Chasing peak horsepower numbers. I see this constantly — people swap in the biggest turbo, max out the engine upgrades, and end up with 1,200 hp and a car that can't go around a corner without spinning. The 2JZ makes power easily. Making that power usable is the hard part. A 600 hp Supra with a balanced chassis will beat a 1,000 hp Supra with no handling upgrades on any track with corners. Every single time. Build for the class limit, not for the dyno sheet.

Ignoring the differential. The stock open diff is the single worst part of the MK4 in FH6. Upgrading to a race differential and actually tuning it is worth more lap time than 50 extra horsepower. Don't skip this. A locked diff transforms the car's behavior on corner exit.
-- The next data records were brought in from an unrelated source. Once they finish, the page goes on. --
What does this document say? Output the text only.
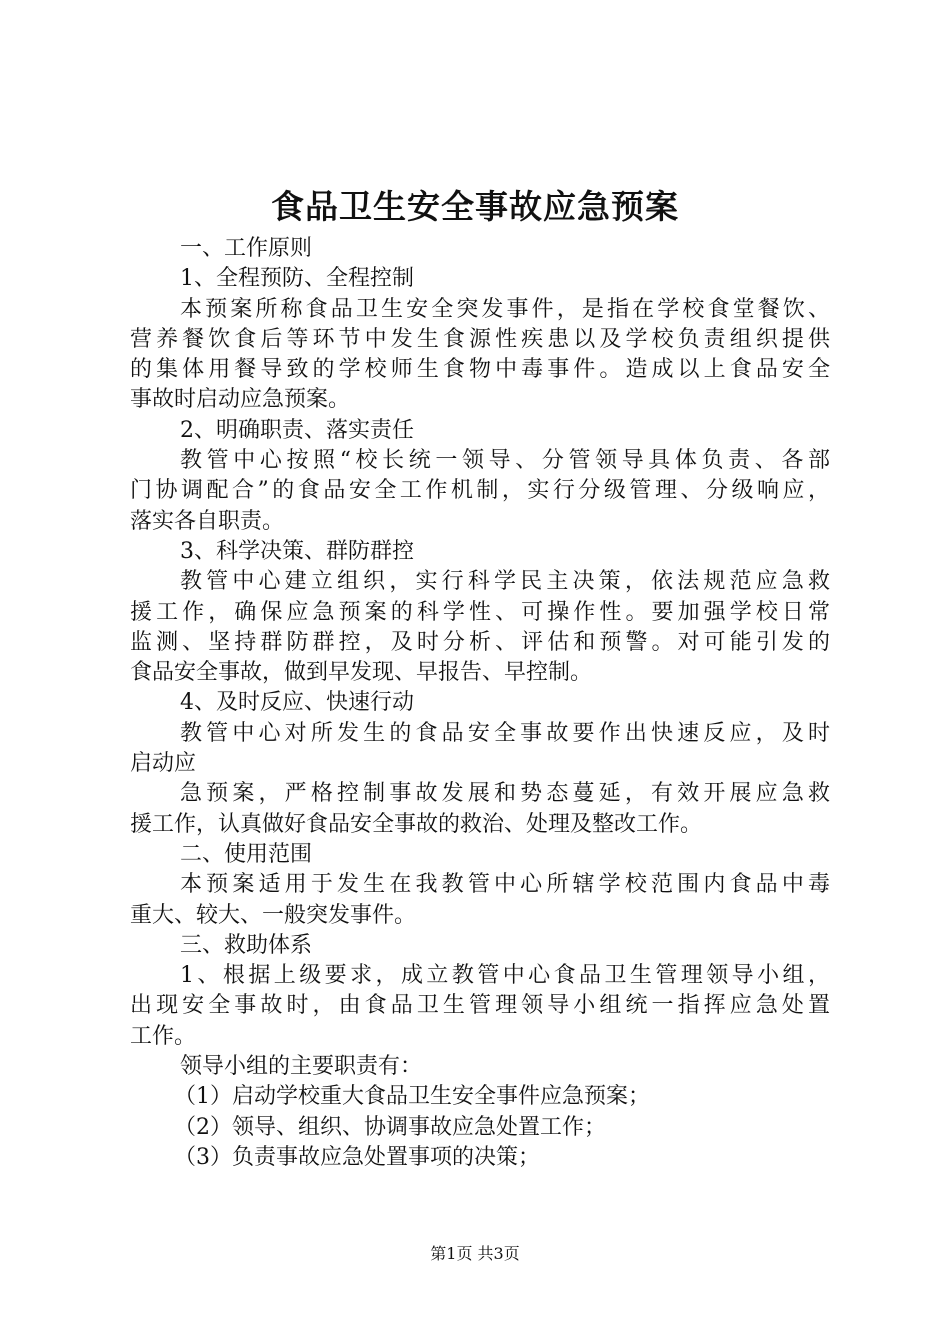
食品卫生安全事故应急预案
一、工作原则
1、全程预防、全程控制
本预案所称食品卫生安全突发事件，是指在学校食堂餐饮、
营养餐饮食后等环节中发生食源性疾患以及学校负责组织提供
的集体用餐导致的学校师生食物中毒事件。造成以上食品安全
事故时启动应急预案。
2、明确职责、落实责任
教管中心按照“校长统一领导、分管领导具体负责、各部
门协调配合”的食品安全工作机制，实行分级管理、分级响应，
落实各自职责。
3、科学决策、群防群控
教管中心建立组织，实行科学民主决策，依法规范应急救
援工作，确保应急预案的科学性、可操作性。要加强学校日常
监测、坚持群防群控，及时分析、评估和预警。对可能引发的
食品安全事故，做到早发现、早报告、早控制。
4、及时反应、快速行动
教管中心对所发生的食品安全事故要作出快速反应，及时
启动应
急预案，严格控制事故发展和势态蔓延，有效开展应急救
援工作，认真做好食品安全事故的救治、处理及整改工作。
二、使用范围
本预案适用于发生在我教管中心所辖学校范围内食品中毒
重大、较大、一般突发事件。
三、救助体系
1、根据上级要求，成立教管中心食品卫生管理领导小组，
出现安全事故时，由食品卫生管理领导小组统一指挥应急处置
工作。
领导小组的主要职责有：
（1）启动学校重大食品卫生安全事件应急预案；
（2）领导、组织、协调事故应急处置工作；
（3）负责事故应急处置事项的决策；
第1页 共3页
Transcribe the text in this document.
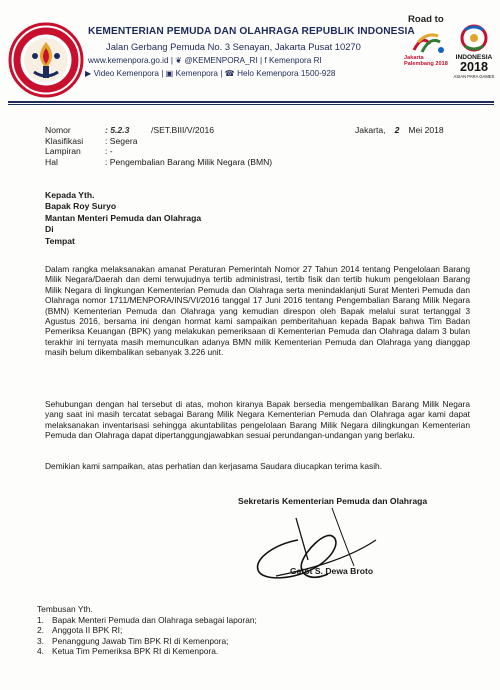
KEMENTERIAN PEMUDA DAN OLAHRAGA REPUBLIK INDONESIA
Jalan Gerbang Pemuda No. 3 Senayan, Jakarta Pusat 10270
www.kemenpora.go.id | ❦ @KEMENPORA_RI | f Kemenpora RI
▶ Video Kemenpora | ▣ Kemenpora | ☎ Helo Kemenpora 1500-928
Road to
Jakarta Palembang 2018
INDONESIA
2018
ASIAN PARA GAMES
Nomor	: 5.2.3	/SET.BIII/V/2016
Klasifikasi	: Segera
Lampiran	: -
Hal	: Pengembalian Barang Milik Negara (BMN)
Jakarta, 2 Mei 2018
Kepada Yth.
Bapak Roy Suryo
Mantan Menteri Pemuda dan Olahraga
Di
Tempat
Dalam rangka melaksanakan amanat Peraturan Pemerintah Nomor 27 Tahun 2014 tentang Pengelolaan Barang Milik Negara/Daerah dan demi terwujudnya tertib administrasi, tertib fisik dan tertib hukum pengelolaan Barang Milik Negara di lingkungan Kementerian Pemuda dan Olahraga serta menindaklanjuti Surat Menteri Pemuda dan Olahraga nomor 1711/MENPORA/INS/VI/2016 tanggal 17 Juni 2016 tentang Pengembalian Barang Milik Negara (BMN) Kementerian Pemuda dan Olahraga yang kemudian direspon oleh Bapak melalui surat tertanggal 3 Agustus 2016, bersama ini dengan hormat kami sampaikan pemberitahuan kepada Bapak bahwa Tim Badan Pemeriksa Keuangan (BPK) yang melakukan pemeriksaan di Kementerian Pemuda dan Olahraga dalam 3 bulan terakhir ini ternyata masih memunculkan adanya BMN milik Kementerian Pemuda dan Olahraga yang dianggap masih belum dikembalikan sebanyak 3.226 unit.
Sehubungan dengan hal tersebut di atas, mohon kiranya Bapak bersedia mengembalikan Barang Milik Negara yang saat ini masih tercatat sebagai Barang Milik Negara Kementerian Pemuda dan Olahraga agar kami dapat melaksanakan inventarisasi sehingga akuntabilitas pengelolaan Barang Milik Negara dilingkungan Kementerian Pemuda dan Olahraga dapat dipertanggungjawabkan sesuai perundangan-undangan yang berlaku.
Demikian kami sampaikan, atas perhatian dan kerjasama Saudara diucapkan terima kasih.
Sekretaris Kementerian Pemuda dan Olahraga
Gatot S. Dewa Broto
Tembusan Yth.
1. Bapak Menteri Pemuda dan Olahraga sebagai laporan;
2. Anggota II BPK RI;
3. Penanggung Jawab Tim BPK RI di Kemenpora;
4. Ketua Tim Pemeriksa BPK RI di Kemenpora.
Too much rear camber. People look at the rear suspension geometry and think "more camber = more grip." With the Supra's multi-link rear, anything beyond -1.8 degrees actually reduces your contact patch under acceleration because the suspension squats and gains negative camber dynamically. Keep it at -1.5 and let the geometry do its job.

Drag tires on a circuit tune. Yes, drag radials give you incredible straight-line grip. No, they don't work on a road course. The sidewalls are too soft, the car rolls over onto the shoulder in corners, and your lap times will be worse than stock tires. Use semi-slicks for grip builds or sport tires if you need to save PI for power upgrades.